Um, not quite. Not in Arizona, and definitely not at Arizona State. In 2006, 283 black ASU students graduated with about 7,000 of their white peers.
Once again, Arizona became the national butt of a joke. Even Conan O’Brien made fun.
“A group of students at Arizona State University have caused a controversy because they’ve been going by the name The Campus Caucasian Club,” O’Brien said in a November broadcast of Late Night. “Administrators have asked the group to go back to its original name, The Golf Team.”
Ah, the undervalued white male, always being told that his European descent is a shameful, shameful thing — which is why Western history dominates in the classroom, Western literature fills anthologies, and our political and legal institutions are chock full of white people.
But that’s not the best part. Turns out that Jezierski is so oppressed that he didn’t even start the club himself — a woman did. A woman who is not an ASU student.
The truth is that a woman started the Caucasian American Men of ASU: a blond-haired, blue-eyed former beauty pageant queen named Emily Mitchell, who never even went to Arizona State University.
Without Mitchell, an energetic 24-year-old hired gun dropped onto the ASU campus from South Carolina, Jezierski’s idea would likely have remained just that. Emily Mitchell looks like just another undergrad, but she’s actually a political organizer working for a Virginia-based nonprofit called the Leadership Institute.
The Leadership Institute was founded in the late ’70s to put young conservatives into prominent positions. Four years ago, LI started a campus leadership program. It’s Mitchell’s job to push students like Jezierski to become active in what she calls the conservative movement. She takes the kids from idea to action. And she relishes the controversy some of her organizations, like CAMASU, create.
Mitchell started 57 clubs on Arizona college campuses during the 2006-2007 school year, including CAMASU; the New Sexual Revolution, an abstinence club; and the Network of Enlightened Women, a conservative women’s group opposed to radical feminism and concepts such as women’s studies or The Vagina Monologues, one she says she’d like to be a part of if she were a student. She also started Choice Magazine, a libertarian publication. And she supported established clubs like ASU’s anti-abortion group Students for Life, founding chapters on other college campuses.

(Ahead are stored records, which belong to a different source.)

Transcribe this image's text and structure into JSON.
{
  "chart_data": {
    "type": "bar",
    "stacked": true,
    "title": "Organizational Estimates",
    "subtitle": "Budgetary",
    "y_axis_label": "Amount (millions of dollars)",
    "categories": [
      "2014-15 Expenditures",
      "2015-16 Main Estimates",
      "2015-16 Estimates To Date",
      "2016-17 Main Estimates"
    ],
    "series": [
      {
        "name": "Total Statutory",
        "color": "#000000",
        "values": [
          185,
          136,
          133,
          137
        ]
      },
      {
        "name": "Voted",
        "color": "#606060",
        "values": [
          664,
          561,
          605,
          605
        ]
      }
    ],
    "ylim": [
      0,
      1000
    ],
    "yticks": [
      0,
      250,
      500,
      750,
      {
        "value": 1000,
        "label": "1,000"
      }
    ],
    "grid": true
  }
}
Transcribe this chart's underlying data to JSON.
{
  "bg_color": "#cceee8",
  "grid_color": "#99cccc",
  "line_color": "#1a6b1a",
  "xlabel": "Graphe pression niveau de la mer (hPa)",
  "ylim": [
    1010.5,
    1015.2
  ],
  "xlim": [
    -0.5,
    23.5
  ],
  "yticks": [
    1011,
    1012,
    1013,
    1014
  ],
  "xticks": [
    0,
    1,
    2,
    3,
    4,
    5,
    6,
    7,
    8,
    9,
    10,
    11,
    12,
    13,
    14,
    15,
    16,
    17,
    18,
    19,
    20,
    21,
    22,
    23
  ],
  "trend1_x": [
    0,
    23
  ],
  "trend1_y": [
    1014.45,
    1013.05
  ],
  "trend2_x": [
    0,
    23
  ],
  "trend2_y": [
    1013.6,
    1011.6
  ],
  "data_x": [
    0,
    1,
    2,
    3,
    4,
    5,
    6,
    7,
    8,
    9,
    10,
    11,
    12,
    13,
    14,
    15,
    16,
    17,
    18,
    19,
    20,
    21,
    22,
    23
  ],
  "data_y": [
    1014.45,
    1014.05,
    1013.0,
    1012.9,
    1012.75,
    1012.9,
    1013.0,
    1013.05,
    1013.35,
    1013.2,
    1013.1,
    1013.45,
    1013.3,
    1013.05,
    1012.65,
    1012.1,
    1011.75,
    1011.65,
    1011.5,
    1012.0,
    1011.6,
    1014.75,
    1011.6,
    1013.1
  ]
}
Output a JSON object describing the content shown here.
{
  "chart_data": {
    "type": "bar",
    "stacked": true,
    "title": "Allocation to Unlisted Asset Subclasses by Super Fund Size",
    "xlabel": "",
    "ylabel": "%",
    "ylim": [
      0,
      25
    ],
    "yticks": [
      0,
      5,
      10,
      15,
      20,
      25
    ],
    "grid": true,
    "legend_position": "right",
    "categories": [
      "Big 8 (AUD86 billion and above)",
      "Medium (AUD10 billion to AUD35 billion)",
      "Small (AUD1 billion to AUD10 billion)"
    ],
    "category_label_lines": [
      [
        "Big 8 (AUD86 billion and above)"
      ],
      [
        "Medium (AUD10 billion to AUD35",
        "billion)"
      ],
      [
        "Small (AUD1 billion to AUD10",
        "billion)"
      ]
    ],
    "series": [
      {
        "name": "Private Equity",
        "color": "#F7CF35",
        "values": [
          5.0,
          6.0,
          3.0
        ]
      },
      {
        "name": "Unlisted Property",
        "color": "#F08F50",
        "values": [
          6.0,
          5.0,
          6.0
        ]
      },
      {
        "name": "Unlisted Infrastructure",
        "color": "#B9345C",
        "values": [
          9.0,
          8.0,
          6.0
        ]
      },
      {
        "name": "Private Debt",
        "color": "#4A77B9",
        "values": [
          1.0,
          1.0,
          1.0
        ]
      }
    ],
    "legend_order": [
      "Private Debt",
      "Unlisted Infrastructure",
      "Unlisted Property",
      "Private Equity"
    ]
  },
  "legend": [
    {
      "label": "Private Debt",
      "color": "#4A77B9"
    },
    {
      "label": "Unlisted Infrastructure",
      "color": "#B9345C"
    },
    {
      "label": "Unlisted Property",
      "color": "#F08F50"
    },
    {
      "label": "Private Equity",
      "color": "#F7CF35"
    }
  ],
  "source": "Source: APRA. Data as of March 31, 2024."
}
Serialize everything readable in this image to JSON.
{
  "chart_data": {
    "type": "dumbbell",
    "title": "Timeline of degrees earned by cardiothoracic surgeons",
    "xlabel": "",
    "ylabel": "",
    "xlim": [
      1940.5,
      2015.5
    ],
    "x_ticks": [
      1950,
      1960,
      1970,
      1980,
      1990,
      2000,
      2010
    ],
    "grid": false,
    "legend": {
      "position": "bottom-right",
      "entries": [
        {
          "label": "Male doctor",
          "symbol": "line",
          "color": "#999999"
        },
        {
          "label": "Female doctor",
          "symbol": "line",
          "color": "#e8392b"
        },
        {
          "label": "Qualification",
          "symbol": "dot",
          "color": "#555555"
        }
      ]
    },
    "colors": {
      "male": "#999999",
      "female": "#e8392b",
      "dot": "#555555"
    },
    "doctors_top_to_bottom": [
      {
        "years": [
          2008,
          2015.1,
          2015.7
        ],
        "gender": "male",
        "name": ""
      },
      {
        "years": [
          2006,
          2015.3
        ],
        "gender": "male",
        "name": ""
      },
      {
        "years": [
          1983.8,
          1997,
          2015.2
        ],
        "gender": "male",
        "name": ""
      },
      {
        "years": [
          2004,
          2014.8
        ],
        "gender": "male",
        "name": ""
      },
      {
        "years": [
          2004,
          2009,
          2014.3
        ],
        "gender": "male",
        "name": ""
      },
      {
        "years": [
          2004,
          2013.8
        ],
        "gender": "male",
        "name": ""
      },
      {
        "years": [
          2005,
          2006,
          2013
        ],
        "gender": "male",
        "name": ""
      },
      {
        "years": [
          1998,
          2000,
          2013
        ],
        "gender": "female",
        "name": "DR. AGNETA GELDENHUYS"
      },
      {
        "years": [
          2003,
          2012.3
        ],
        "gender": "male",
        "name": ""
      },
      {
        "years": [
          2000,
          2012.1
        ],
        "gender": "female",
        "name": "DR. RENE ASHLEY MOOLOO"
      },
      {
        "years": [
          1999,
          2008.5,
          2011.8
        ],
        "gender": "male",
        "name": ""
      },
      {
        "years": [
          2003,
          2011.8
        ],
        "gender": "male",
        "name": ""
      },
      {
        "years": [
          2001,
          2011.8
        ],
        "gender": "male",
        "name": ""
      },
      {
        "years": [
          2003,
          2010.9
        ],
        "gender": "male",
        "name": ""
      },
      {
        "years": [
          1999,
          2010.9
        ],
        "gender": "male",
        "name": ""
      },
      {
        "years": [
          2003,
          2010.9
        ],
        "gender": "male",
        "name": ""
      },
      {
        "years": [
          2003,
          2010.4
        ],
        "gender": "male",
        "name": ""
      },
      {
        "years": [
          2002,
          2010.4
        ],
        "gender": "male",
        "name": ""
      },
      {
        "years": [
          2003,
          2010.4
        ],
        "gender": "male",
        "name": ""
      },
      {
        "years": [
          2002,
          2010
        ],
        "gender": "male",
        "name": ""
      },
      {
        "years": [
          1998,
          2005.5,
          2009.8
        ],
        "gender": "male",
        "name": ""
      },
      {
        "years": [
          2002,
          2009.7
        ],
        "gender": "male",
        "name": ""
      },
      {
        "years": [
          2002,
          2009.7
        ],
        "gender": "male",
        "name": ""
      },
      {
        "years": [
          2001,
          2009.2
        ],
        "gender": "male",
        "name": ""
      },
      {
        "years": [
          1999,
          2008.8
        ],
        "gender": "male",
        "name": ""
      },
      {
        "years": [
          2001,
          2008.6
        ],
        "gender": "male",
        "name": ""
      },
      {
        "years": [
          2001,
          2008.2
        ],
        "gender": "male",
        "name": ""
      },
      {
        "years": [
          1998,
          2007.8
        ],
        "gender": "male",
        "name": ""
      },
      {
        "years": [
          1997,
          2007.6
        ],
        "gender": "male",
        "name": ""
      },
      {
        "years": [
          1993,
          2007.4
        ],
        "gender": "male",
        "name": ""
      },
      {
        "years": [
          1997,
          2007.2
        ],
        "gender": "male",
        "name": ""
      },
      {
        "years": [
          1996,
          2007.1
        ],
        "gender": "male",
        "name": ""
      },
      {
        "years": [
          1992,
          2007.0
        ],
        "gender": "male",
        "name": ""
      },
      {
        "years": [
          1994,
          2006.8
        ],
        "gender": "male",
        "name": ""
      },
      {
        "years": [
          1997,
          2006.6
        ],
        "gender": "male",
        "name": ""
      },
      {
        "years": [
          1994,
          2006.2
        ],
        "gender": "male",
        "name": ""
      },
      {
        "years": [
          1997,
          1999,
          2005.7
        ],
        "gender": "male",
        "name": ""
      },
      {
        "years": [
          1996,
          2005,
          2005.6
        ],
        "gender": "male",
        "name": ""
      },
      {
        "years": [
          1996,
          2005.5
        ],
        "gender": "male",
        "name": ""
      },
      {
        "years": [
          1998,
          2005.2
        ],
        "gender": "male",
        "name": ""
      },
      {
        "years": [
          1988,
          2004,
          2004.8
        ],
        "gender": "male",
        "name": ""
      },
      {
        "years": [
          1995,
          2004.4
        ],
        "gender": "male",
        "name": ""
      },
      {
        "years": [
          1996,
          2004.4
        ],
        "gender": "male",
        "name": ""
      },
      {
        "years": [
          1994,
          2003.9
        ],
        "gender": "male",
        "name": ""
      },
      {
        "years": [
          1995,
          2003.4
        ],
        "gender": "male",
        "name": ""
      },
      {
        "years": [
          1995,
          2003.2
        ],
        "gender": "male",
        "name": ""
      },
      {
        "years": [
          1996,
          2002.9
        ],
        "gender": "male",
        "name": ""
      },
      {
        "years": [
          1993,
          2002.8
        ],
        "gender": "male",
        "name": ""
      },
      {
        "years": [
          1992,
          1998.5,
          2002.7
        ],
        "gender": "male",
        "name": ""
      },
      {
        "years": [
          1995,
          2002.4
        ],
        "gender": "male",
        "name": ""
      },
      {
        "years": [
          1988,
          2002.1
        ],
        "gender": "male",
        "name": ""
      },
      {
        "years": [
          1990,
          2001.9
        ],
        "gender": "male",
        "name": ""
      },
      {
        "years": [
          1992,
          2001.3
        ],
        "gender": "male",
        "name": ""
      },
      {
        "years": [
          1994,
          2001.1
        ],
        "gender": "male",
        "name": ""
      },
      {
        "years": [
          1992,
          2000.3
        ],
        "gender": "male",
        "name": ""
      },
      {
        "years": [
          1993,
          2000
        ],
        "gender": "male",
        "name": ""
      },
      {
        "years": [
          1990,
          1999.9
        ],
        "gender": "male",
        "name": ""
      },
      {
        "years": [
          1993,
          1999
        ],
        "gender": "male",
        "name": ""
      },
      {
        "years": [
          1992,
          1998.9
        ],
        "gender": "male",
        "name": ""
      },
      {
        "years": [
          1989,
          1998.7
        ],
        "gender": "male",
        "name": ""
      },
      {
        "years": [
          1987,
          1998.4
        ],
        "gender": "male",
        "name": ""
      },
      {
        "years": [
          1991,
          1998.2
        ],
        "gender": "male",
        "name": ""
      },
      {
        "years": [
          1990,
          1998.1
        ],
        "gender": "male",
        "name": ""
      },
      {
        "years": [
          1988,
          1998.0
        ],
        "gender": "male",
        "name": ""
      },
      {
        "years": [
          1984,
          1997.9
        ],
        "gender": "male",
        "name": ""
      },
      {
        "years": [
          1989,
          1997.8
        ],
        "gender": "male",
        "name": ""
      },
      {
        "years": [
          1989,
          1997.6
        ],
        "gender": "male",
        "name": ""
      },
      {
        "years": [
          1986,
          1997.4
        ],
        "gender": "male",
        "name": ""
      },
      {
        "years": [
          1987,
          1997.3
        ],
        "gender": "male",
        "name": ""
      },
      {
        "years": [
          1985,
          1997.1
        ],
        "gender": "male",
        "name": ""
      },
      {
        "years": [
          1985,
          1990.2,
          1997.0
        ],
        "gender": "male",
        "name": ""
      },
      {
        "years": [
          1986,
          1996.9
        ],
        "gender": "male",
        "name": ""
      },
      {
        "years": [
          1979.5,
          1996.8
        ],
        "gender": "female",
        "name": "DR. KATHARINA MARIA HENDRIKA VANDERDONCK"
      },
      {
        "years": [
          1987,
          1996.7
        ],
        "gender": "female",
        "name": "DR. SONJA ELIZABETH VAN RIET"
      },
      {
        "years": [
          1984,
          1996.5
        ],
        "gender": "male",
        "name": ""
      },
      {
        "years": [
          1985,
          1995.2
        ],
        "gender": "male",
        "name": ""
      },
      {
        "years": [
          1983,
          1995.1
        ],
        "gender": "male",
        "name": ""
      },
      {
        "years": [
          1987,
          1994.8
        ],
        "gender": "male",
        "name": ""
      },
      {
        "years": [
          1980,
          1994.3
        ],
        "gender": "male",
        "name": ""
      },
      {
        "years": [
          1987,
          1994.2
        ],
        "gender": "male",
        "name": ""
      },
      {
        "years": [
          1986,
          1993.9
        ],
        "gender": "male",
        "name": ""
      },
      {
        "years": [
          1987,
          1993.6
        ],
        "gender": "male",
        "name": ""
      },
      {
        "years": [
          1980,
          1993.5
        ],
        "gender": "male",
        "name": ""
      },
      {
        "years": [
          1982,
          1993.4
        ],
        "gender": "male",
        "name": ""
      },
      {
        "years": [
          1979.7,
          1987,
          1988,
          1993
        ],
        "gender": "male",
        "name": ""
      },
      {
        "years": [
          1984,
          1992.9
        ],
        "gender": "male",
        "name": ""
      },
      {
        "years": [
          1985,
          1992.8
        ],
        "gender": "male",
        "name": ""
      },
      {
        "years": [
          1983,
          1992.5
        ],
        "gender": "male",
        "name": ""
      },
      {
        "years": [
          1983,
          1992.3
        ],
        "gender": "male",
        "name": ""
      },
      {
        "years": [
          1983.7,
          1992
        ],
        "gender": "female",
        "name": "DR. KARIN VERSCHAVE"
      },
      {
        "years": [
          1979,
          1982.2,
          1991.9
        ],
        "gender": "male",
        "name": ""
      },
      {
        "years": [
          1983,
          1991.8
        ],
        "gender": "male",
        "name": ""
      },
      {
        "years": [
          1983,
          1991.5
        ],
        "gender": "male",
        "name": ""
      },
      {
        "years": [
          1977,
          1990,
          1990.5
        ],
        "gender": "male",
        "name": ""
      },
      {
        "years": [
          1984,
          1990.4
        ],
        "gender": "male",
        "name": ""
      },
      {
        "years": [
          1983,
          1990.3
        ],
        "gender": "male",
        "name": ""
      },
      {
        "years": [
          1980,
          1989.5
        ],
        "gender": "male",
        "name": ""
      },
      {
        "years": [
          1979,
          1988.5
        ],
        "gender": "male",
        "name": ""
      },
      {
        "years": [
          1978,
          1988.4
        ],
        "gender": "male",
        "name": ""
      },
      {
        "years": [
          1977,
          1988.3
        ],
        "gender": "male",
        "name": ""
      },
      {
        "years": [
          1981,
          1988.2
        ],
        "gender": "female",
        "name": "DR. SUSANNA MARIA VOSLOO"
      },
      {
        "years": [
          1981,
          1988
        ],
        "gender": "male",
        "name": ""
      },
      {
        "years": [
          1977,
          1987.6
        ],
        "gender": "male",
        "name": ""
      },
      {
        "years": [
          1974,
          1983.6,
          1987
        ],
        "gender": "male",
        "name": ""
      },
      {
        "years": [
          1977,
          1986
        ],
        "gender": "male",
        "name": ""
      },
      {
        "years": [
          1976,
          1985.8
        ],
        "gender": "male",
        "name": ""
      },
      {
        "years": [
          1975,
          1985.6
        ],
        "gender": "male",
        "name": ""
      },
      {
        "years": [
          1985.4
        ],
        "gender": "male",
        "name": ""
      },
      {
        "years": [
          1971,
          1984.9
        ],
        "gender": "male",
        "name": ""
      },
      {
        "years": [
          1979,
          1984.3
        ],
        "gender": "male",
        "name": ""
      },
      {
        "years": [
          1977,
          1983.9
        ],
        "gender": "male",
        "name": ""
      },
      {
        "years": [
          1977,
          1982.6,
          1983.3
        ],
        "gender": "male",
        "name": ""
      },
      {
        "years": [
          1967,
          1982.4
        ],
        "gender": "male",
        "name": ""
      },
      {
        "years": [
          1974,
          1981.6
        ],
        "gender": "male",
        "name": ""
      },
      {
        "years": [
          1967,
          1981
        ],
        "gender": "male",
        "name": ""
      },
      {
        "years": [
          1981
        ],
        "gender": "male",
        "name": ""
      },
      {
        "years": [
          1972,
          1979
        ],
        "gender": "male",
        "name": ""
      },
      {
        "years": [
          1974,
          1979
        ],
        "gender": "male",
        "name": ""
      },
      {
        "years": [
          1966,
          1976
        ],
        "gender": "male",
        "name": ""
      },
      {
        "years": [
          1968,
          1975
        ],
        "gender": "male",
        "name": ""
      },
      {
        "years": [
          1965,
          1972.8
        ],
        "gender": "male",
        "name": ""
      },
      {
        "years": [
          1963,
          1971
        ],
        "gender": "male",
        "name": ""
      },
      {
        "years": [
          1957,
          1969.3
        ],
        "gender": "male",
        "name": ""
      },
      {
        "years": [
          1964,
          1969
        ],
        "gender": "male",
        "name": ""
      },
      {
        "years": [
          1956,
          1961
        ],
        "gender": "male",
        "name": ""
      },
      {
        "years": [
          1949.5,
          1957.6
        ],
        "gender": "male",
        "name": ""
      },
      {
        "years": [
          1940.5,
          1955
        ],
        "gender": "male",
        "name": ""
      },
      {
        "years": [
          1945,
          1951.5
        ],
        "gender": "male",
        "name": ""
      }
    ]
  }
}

Mitchell gets paid $500 for each group she starts, and her organization pays all of her living expenses. Oh, and the Leadership Institute is a “non-partisan” 501(c)(3) nonprofit.
Mitchell is certainly representative of the victimization contingent of campus conservatives — the ones who cry about how persecuted they are and complain about “liberal bias” if they can’t cut it academically. To wit:
It was a political science class that brought her to the Leadership Institute. Mitchell recalls a world politics class with a professor who told her there was no way she could get a passing grade on a paper she was writing defending capitalism over communism.
“She told me there was no suitable argument,” says Mitchell.
The professor, Katherine Kaup, recalls the exchange differently.
“I remember the paper wasn’t strongly researched and I told her to rewrite it. She wasn’t happy,” she says. “I encourage them to take any view as long as they defend their argument. I’m not a socialist, either. I’m a card-carrying Republican.”
When entitled brats like Mitchell don’t get what they want, or when they’re told that they actually have to work for something as opposed to having it handed to them, they blame the liberal boogeyman du jour — socialist professors, liberal academia, immigrants, Arabs, Muslims, Democrats, feminists, whoever. And now they’re heavily funded to whine about how people of color, women and immigrants are oppressing the downtrodden rich white people. Excuse my while I go get a tissue.
(Thanks to the person who sent this to me. Being totally disorganized, I cannot for the life of me remember who it was. If you read this, remind me in the comments so I can give you a proper hat tip!)